KQIC (102.5 FM) is an American radio station located in Willmar, Minnesota, United States. The station is owned by Lakeland Media.

KQIC has a strong signal that can be picked up across most of Central Minnesota. It began as an AOR station in the 1960s, but now features a hot adult contemporary format.

==History==
KQIC originated as the FM sister station to KWLM, the Willmar station founded by Harry Linder that signed on October 5, 1940. The FM station began as KWLM-FM in 1965. At the time, FM broadcasting still had a limited audience in the area, and Lakeland Broadcasting later stated that the station aired automated music on large reels to maintain the license. The station also used its FM subcarrier to provide Muzak/background music service to local stores and other businesses.

In 1972, after Steve Linder returned to Willmar, KWLM-FM was developed as a contemporary music station. An advertisement for "The All-New KWLM-FM 102.5" promoted a January 3, 1972, relaunch with contemporary music, news, weather and sports. Later that year, KWLM-FM changed its call letters to KQIC; Broadcasting reported in March 1972 that KWLM-FM had been granted the KQIC-FM call sign. Lakeland Broadcasting's history described the early KQIC facility as operating with 70,000 watts from a 465 ft tower.

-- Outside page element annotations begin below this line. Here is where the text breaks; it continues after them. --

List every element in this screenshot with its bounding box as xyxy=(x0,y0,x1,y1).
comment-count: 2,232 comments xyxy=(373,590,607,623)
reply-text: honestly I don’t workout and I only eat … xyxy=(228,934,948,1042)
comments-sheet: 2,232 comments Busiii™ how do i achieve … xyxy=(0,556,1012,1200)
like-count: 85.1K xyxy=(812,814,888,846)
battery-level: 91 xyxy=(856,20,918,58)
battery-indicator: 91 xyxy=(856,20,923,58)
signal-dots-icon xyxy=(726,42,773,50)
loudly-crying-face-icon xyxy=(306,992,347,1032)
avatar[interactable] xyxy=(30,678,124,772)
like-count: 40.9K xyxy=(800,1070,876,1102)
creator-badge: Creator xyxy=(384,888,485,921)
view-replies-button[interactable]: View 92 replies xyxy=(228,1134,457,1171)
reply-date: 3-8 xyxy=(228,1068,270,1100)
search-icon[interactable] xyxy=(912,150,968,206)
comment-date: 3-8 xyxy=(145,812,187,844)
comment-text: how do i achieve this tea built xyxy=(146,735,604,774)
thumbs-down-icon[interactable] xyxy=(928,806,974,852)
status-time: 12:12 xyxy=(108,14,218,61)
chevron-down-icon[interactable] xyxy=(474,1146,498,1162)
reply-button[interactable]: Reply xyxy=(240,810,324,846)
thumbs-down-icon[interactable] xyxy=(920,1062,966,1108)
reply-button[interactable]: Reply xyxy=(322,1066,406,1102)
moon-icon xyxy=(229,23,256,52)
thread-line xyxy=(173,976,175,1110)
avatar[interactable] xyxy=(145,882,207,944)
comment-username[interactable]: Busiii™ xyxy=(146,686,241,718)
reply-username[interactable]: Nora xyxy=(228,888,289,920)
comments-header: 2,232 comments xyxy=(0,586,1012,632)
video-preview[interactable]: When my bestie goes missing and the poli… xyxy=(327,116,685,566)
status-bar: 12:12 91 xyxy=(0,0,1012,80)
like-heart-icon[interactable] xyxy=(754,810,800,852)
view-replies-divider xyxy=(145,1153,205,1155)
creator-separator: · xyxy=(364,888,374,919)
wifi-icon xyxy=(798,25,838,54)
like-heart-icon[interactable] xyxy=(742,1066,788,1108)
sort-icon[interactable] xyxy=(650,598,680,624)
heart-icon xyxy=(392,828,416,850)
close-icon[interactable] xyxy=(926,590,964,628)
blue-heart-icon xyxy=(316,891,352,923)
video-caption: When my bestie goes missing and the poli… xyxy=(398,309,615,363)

KQIC-FM adopted the "Q102" branding in 1980. Around the same period, the station promoted itself through the Q102 Mobile Studio, a mobile disco and remote-broadcast vehicle used at local events in the Willmar area.

Steve Linder purchased Lakeland Broadcasting in 1990. In 1991, Broadcasting reported that KWLM and KQIC were being sold by Business Music Inc. to Steven W. Linder for $691,937. The same listing described KQIC as an adult contemporary station on 102.5 MHz operating with 100,000 watts.

During the 1990s, Q102 and the other Lakeland stations moved toward computer-based production and playback. Lakeland Broadcasting's history states that a major transition to a digital delivery system for music, commercials and programs occurred in 1997.

In September 2023, Lakeland Broadcasting agreed to sell its Willmar stations, including KQIC, to Lakeland Media LLC, owned by J. David Linder and Lynn Ketelsen. NorthPine reported that the transaction also included KWLM, KLFN and two KWLM translators, with a purchase price of $1.525 million. The sale had closed by January 16, 2024.

==Affiliation==
KQIC (Q102) in Minnesota is in the Lakeland Media LLC group, which includes KOLV (100.1 Big Country), KLFN (106.5 The Train), KWLM (News/Talk 1340), KKLN (94.1 The Loon), KSCR (93.5 Country Legends), KBMO-AM FM (1290 AM 103.5 FM).

The weekday lineup includes The Q102 Morning Show with MaryElin and Steve, MaryElin Macht, Victoria on middays, Eric Grieger on afternoons and Rob Ryan on evenings. During the workday, dayparts are supplemented with news updates from J.P. Cola and hourly sports updates from Jason Brandt, as well as agricultural news from the Linder Farm Network.

KQIC airs syndicated weekend programs American Top 40, Sonrise and Lovelight Radio.